The writer of this article is either mischievously motivated or ignorantly unaware of the horrific treatment our fellow black brethren around the world have received from majority black governments in predominantly black nations. But the sillyness of the election season is upon us and we all know how some of us just like to keep on playing that tired 'ole race card. lol
Posted 17 April 2021, 5:11 p.m. Suggest removal
joeblow says...
... written by someone who probably was indoctrinated at a HBCU, has a victim mentality and can only see the world in terms of race. Probably a believer in the rhetoric of BLM too!
In the Bahamas we have two words for the same act- racism when a black is mistreated by a person of other color, but its victimization when mistreated by a person of the same color.
Just another brand of ignorance!
Posted 18 April 2021, 8:57 p.m. Suggest removal
JohnQ says...
Just an observation from a person who visits the States frequently. If the US is so bad for persons of color or for that matter anyone else, why are thousands of people of color making their way to its borders trying to enter the country illegally every day of the week? Why are are there thousands more waiting to be processed legally? Why do many people of all colors travel there for medical procedures that could be done in their home country?
Ask yourself why and then ask again. Its not hard to answer if you are an honest objective thinker. But if you are a BLM follower looking for a hand out you might have trouble.
Posted 19 April 2021, 8:15 a.m. Suggest removal
JokeyJack says...
I understand that a Georgia congressman is intriducing a Bill in Atlanta that will outright forbid police from arresting or assaulting any person of color for any reason. Even if they are the midst of committing a crime.

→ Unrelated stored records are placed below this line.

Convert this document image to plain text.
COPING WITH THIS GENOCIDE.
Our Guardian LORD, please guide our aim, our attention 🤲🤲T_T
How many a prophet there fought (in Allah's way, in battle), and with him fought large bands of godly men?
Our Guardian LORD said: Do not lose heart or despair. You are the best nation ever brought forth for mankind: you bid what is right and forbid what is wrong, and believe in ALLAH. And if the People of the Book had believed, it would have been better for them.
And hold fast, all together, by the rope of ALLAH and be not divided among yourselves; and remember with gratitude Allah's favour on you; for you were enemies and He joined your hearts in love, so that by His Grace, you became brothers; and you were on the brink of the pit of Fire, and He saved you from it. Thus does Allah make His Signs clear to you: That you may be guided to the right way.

I hope it passes and is signed into law. Black people and other people of color need to free from police interference. The congress lady from Michigan is proposing the same thing.
Say for example, a black man is speeding in his sports car on the interstate at 95mph. Why police have to pull him over? They dont know where he is going or what his priorities are. Stop making assumptions and leave that man alone!!!!!
A black man with a gun holding up a liquor store. How they know he didnt just lose his job and just needs a few dollars to pay rent? Leave that man alone!!!!!
This is just common sense.
Posted 19 April 2021, 12:01 p.m. Suggest removal
longgone says...
JokeyJack you cannot be for real. You are delusion in your opinions and you are basically what's wrong in the world today!
Posted 19 April 2021, 12:21 p.m. Suggest removal
tribanon says...
@JokeyJack just enjoys tickling some of us with his sarcasm and cynicism.